The Montana Falconers Association wants this state to join six others in the West that allow removal of peregrines from the wild, within a federal framework. If the proposal advances, Fish, Wildlife and Parks will prepare an environmental assessment.
The peregrine population has recovered and estimates of active nests now exceed recovery goals, the agency said. "Numbers are growing, distribution is increasing," said Jeff Herbert, a wildlife administrator for the department. It is overseen by a five-member board that ultimately would decide whether to allow removal of wild peregrines, decision making that would include a new call for public comment.
The Montana Peregrine Institute finds the bird's recovery margins relatively narrow and the capture proposal premature.
"For an animal that just eight years ago was on the endangered-species list, we'd like to see a little more forethought," said Byron Crow, field projects coordinator for the institute.
"We're taking baby steps," said Tom Mutchler, president of the Montana Falconers Association.
The federal framework limits removal of young peregrines to no more than 5 percent of the number observed. Based on a 2006 Montana survey that documented about 65 active Peregrine nests and 147 fledged young, the maximum that could be removed would be seven birds. If the observed number rose in later years, so could removals.
Fish, Wildlife and Parks said Montana may well have had more than 147 fledged young last year. Peregrines typically nest on cliffs and the count likely missed some remote sites.
The state agency said the 2006 productivity rate was 2.3 young peregrines per nest. In 1994-2001, the rate was 1.7.

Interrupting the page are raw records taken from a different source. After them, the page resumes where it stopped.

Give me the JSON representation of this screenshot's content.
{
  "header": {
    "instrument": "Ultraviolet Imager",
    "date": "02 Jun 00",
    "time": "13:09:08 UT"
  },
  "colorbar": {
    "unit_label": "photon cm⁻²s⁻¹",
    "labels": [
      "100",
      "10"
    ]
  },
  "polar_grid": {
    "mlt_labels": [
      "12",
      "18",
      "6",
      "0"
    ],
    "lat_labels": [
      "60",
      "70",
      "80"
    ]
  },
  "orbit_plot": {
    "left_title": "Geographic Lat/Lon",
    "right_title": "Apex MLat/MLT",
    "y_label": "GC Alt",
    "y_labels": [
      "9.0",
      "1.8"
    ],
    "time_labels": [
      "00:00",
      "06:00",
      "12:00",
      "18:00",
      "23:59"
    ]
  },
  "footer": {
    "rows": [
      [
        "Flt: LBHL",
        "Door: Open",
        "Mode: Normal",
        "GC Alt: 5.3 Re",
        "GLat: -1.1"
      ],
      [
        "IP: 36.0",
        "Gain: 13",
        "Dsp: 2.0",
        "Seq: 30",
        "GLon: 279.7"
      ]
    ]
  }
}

Some falconers have practiced their sport with birds from breeding programs, as regulations kept wild peregrines off limits. Falconers have been instrumental in the country's peregrine recovery, chiefly in two ways, said Tom Cade, founder of The Peregrine Fund in Boise, Idaho.
"First of all and most critical was the fact that many of them donated or loaned birds, that they held in captivity, to breeding projects such as the one we operated at Cornell University," Cade said.